Cloudcroft is a picturesque mountain village of 765 people high in the Sacramento Mountains, surrounded by Lincoln National Forest. Though only about 20 miles east of Alamogordo via US 82, it is twice as high, overlooking the Tularosa Valley from a dizzying elevation of almost 9,000 feet. It was founded in 1899 when railroad surveyors reached the mountain summit and built a lodge for Southern Pacific Railroad workers. Today, the Lodge is Cloudcroft's biggest attraction and biggest employer. Other accommodations are also available in town, as are lots of recreational opportunities and community festivals.
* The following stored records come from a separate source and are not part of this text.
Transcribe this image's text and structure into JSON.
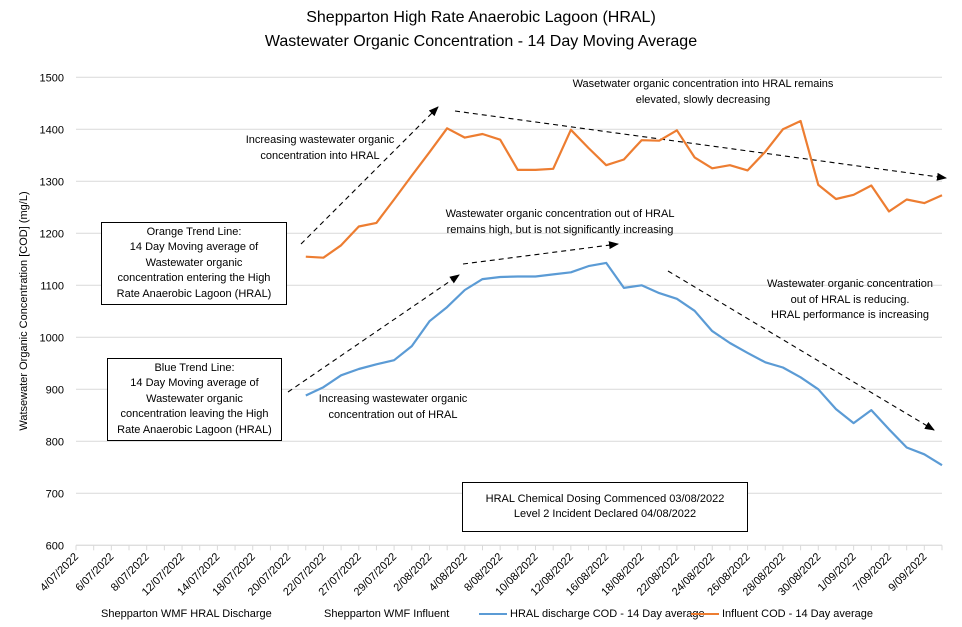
{
  "chart_data": {
    "type": "line",
    "title": "Shepparton High Rate Anaerobic Lagoon (HRAL)",
    "subtitle": "Wastewater Organic Concentration - 14 Day Moving Average",
    "xlabel": "",
    "ylabel": "Watsewater Organic Concentration [COD] (mg/L)",
    "ylim": [
      600,
      1500
    ],
    "yticks": [
      "600",
      "700",
      "800",
      "900",
      "1000",
      "1100",
      "1200",
      "1300",
      "1400",
      "1500"
    ],
    "grid": true,
    "legend_position": "bottom",
    "category_count": 50,
    "tick_labels": [
      "4/07/2022",
      "6/07/2022",
      "8/07/2022",
      "12/07/2022",
      "14/07/2022",
      "18/07/2022",
      "20/07/2022",
      "22/07/2022",
      "27/07/2022",
      "29/07/2022",
      "2/08/2022",
      "4/08/2022",
      "8/08/2022",
      "10/08/2022",
      "12/08/2022",
      "16/08/2022",
      "18/08/2022",
      "22/08/2022",
      "24/08/2022",
      "26/08/2022",
      "28/08/2022",
      "30/08/2022",
      "1/09/2022",
      "7/09/2022",
      "9/09/2022"
    ],
    "series_start_index": 13,
    "series": [
      {
        "name": "HRAL discharge COD - 14 Day average",
        "color": "#5b9bd5",
        "values": [
          888,
          904,
          927,
          939,
          948,
          956,
          983,
          1031,
          1058,
          1091,
          1112,
          1116,
          1117,
          1117,
          1121,
          1125,
          1137,
          1143,
          1095,
          1100,
          1085,
          1074,
          1051,
          1012,
          989,
          970,
          952,
          942,
          923,
          900,
          862,
          835,
          860,
          823,
          788,
          775,
          754
        ]
      },
      {
        "name": "Influent COD - 14 Day average",
        "color": "#ed7d31",
        "values": [
          1155,
          1153,
          1177,
          1213,
          1220,
          1265,
          1311,
          1356,
          1402,
          1384,
          1391,
          1380,
          1322,
          1322,
          1324,
          1399,
          1364,
          1331,
          1342,
          1379,
          1378,
          1398,
          1346,
          1325,
          1331,
          1321,
          1357,
          1400,
          1416,
          1293,
          1266,
          1274,
          1292,
          1242,
          1265,
          1258,
          1273
        ]
      }
    ],
    "legend": [
      {
        "label": "Shepparton WMF HRAL Discharge",
        "swatch": false
      },
      {
        "label": "Shepparton WMF Influent",
        "swatch": false
      },
      {
        "label": "HRAL discharge COD - 14 Day average",
        "swatch": true,
        "color": "#5b9bd5"
      },
      {
        "label": "Influent COD - 14 Day average",
        "swatch": true,
        "color": "#ed7d31"
      }
    ],
    "annotations": {
      "influent_rise": "Increasing wastewater organic\nconcentration into HRAL",
      "influent_plateau": "Wasetwater organic concentration into HRAL remains\nelevated, slowly decreasing",
      "discharge_high": "Wastewater organic concentration out of HRAL\nremains high, but is not significantly increasing",
      "discharge_rise": "Increasing wastewater organic\nconcentration out of HRAL",
      "discharge_reducing": "Wastewater organic concentration\nout of HRAL is reducing.\nHRAL performance is increasing",
      "orange_box": "Orange Trend Line:\n14 Day Moving average of\nWastewater organic\nconcentration entering the High\nRate Anaerobic Lagoon (HRAL)",
      "blue_box": "Blue Trend Line:\n14 Day Moving average of\nWastewater organic\nconcentration leaving the High\nRate Anaerobic Lagoon (HRAL)",
      "dosing_box": "HRAL Chemical Dosing Commenced 03/08/2022\nLevel 2 Incident Declared 04/08/2022"
    }
  }
}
For information, contact the Cloudcroft Chamber of Commerce, P.O. Box 1290, Cloudcroft, NM 88317 (tel. 866/874-4447 or 575/682-2733; www.cloudcroft.net). It's in a log cabin in the center of town, on the south side of US 82.

The Sacramento Mountains Historical Museum and Pioneer Village, US 82 east of downtown Cloudcroft (tel. 575/682-2932), recalls the community's early days, with several pioneer buildings, historic photos, and exhibits of turn-of-the-20th-century railroad memorabilia, clothing, and other artifacts. Call for hours. Nearby, Lincoln National Forest (tel. 575/682-2551) maintains the unique La Pasada Encantada Nature Trail, a short footpath from Sleepygrass Campground, off NM 130 south of town, with signs in Braille inviting walkers to touch the various plants, leaves, and trees. A new trail is a several-mile moderate hike to the historic Mexican Canyon Railroad Trestle. The trail head is in a U.S. Forest Service picnic area, west of the junction of US 82 and NM 130, where you'll also find a short walk to an observation point offering spectacular views across White Sands Missile Range and the Tularosa Basin. The picnic area also has tables, grills, drinking water, and restrooms.

National Solar Observatory-Sacramento Peak (tel. 575/434-7000; www.nso.edu), 18 miles south of Cloudcroft via NM 6563, a National Scenic Byway, attracts astronomers from around the world to study the sun and its effects on our planet. Actually, three observatories are here, with two open to the public for self-guided tours (allow at least 1 hr.), open daily from 8am to 6pm. Free guided tours are offered Saturday at 2pm from June to October. The visitor center, which is open daily from 9am to 5pm, has a gift shop and scientific exhibits geared toward children.

If you'd like a tasty meal in this mountain town, head to where the locals eat, Dave's Café, 300 Burro Ave. (tel. 575/682-2127). You can order from an array of sandwiches and salads. Try the Coney-style burger with grilled onions or the grilled chicken salad with lots of veggies and bacon. For dessert, pick up truffles or ice cream from the attached sweets shop. Dave's is open Sunday to Thursday 10:30am to 5pm and Friday and Saturday 10:30am to 7pm.

If you like outdoor gear and items such as scented candles and tie-dyed clothes, stop next door at High Altitude, 310 Burro Ave. (tel. 575/682-1229).

Note: This information was accurate when it was published, but can change without notice. Please be sure to confirm all rates and details directly with the companies in question before planning your trip.